When Is the Temptation Too Much?

Like Sarah (see her 10/8/07 post), I also noticed that Public Citizen released a report on the credit card industry’s use of mandatory arbitration clauses.  The report uses plenty of inflammatory language:  consumers are being “forced into the shadowy world of binding mandatory arbitration,” arbitration firms “hire arbitrators to rubber-stamp rulings that favor business,” and ultimately, binding mandatory arbitration is “a deliberate strategy to substitute a secret, pro-business kangaroo court for an open trial on the merits of a claim.”  ADR, meet Raymond Chandler. 

                           

But there’s more here than hyperbole.

 

For a while now, people have raised concerns about the “structural bias” that arbitral firms and arbitrators may show toward the repeat players who serve as their primary sources of cases and income.  (The same sorts of concerns also have arisen in cases involving administrative adjudication and, I believe, are likely to arise in mediation that is sponsored by a particular agency or corporation.)  In Commonwealth Coatings Corp. v.

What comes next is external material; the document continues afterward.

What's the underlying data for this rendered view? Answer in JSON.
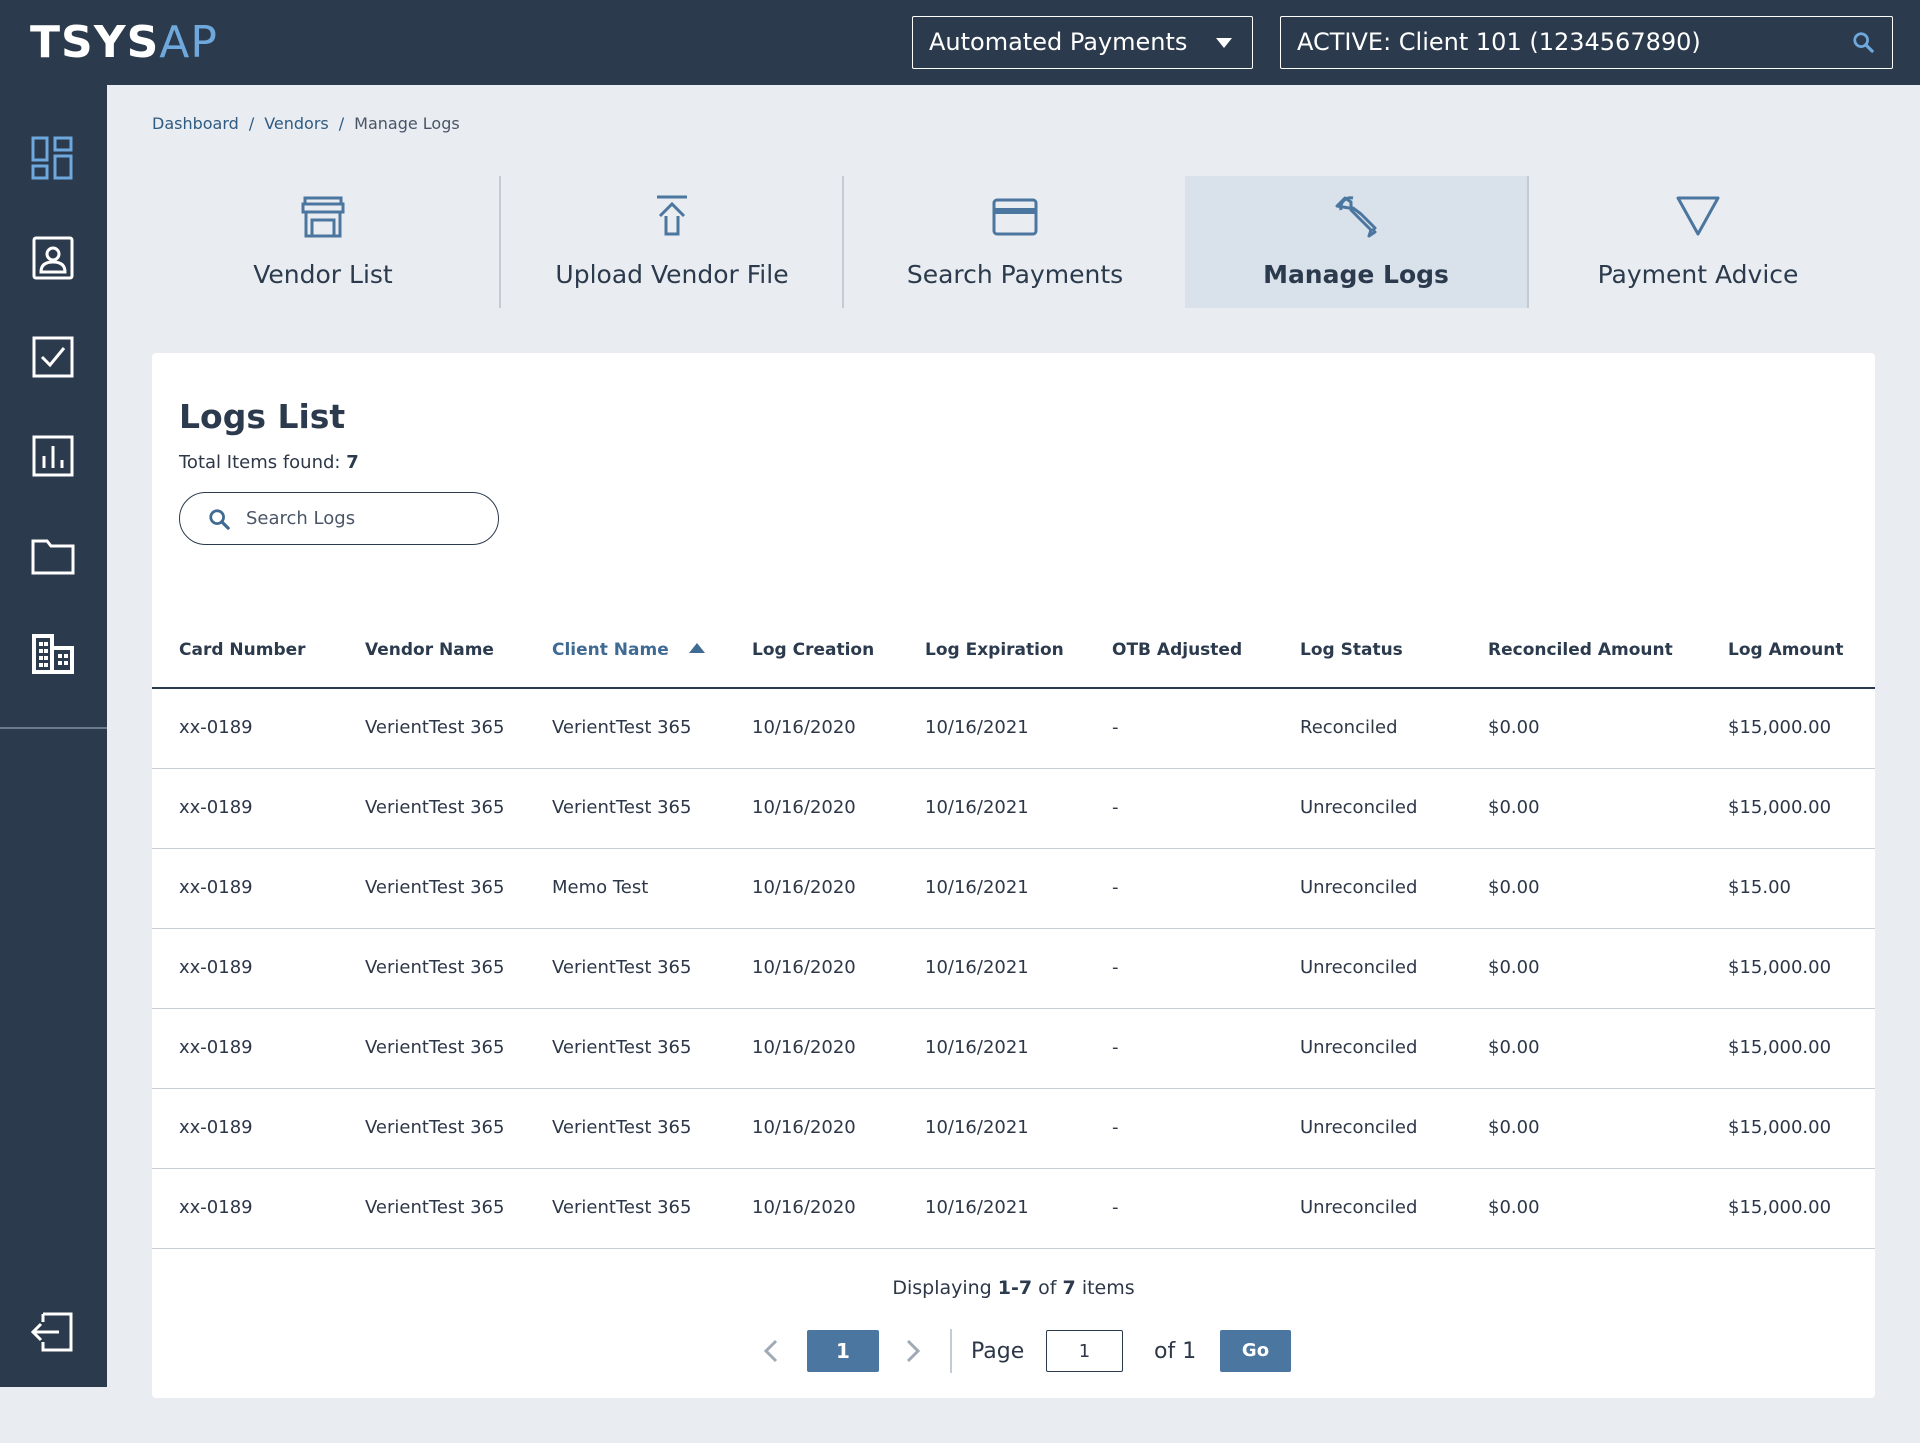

Continental Casualty Co., 393 U.S. 145 (1968), a plurality of the Supreme Court declared that “any tribunal permitted by law to try cases and controversies not only must be unbiased but also must avoid even the appearance of bias [my emphasis].”  Earlier, in Tumey v. State of Ohio, 273 U.S. 510 (1927), the Court noted that “the requirement of due process of law in judicial procedure is not satisfied by the argument that men of the highest honor and the greatest self-sacrifice could carry it on without danger of injustice.”  Instead, the Court announced that “[e]very procedure which would offer a possible temptation to the average man as a judge [again, my emphasis] to forget the burden of proof required . . . or which might lead him not to hold the balance nice, clear, and true . . . denies . . .due process of law.”  Despite the low threshold for appearance of bias that is suggested by these quotes, most courts seem to respond skeptically to vague claims that “structural bias” is sufficient to demonstrate the “evident partiality” required by the Federal Arbitration Act for vacatur of arbitral awards.  The courts demand concrete evidence that will move these claims of bias from the realm of speculation to plausibility. 

 

Public Citizen obviously is advocating for its own position.  Nonetheless, its report–which cites to information from court filings and case reports published by the National Arbitration Forum (NAF) on its website to meet
California’s disclosure requirements—is filled with concrete data.  Particularly striking to me are the data regarding the extent of arbitral firms’ reliance upon particular credit card companies for cases, the size of the fees paid by credit card companies, and the large numbers of cases handled by a small number of individual arbitrators.  Public Citizen reports, for example, that during the period from January 1, 2003 through March 31, 2007, a full 53% of the nearly 34,000 cases handled by NAF in
California involved holders of MBNA credit cards.  Public Citizen also reports that between January 1998 and November 1999, NAF received $5.3 million from just one credit card company, First USA.  And according to Public Citizen, between January 1, 2003 and March 31, 2007, NAF’s busiest ten arbitrators heard between 699 and 1,332 cases.  Both the plurality and concurring opinions in Commonwealth Coatings envisioned a rather different sort of arbitrator from those highlighted here, “men of affairs, not apart from but of the marketplace” whose income from “their work deciding cases” would be incidental to their work as members of an industry.

 

It’s important to add that these data do not show that any arbitrator or arbitral firm handling credit card matters is biased—and Public Citizen goes too far in making such assertions.  But that is not the point.  If the numbers reported by Public Citizen are accurate—and I must admit I have not had the opportunity to validate them—I fear that arbitral firms and arbitrators involved in the mass processing of cases will find it increasingly difficult to argue that people’s concerns about the appearance of bias are just not plausible.

 

Nancy Welsh

One thought on “When Is the Temptation Too Much?”

  1. My firm handles a lot of consumer cases. While we do not handle individual debt collection defense cases, generally, we have been inundated for the last several years with angry consumers who feel that they have gotten a raw deal from the National Arbitration Forum in cases that it handles for MBNA. We’re getting more complaints from consumers over this issue than the total number of case intakes we get on all other consumer issues. Our experience collaborates the Public Citizen report’s allegations — we repeatedly see intakes where people have strong evidence that they were victims of identity theft but the NAF just entered its usual order giving MBNA the full amount of its claim, cases where people were being pursued for zombie debts way past the limitations date (with no recent payments to re-invigorate the limitations period) where NAF nonetheless enters its usual award giving MBA the full amount of its claim, and a variety of similar abuses. Public Citizen isn’t inventing this scandal, it has just pulled together hard numbers to validate an issue that nearly every lawyer who represents individual consumers has been hearing about for years.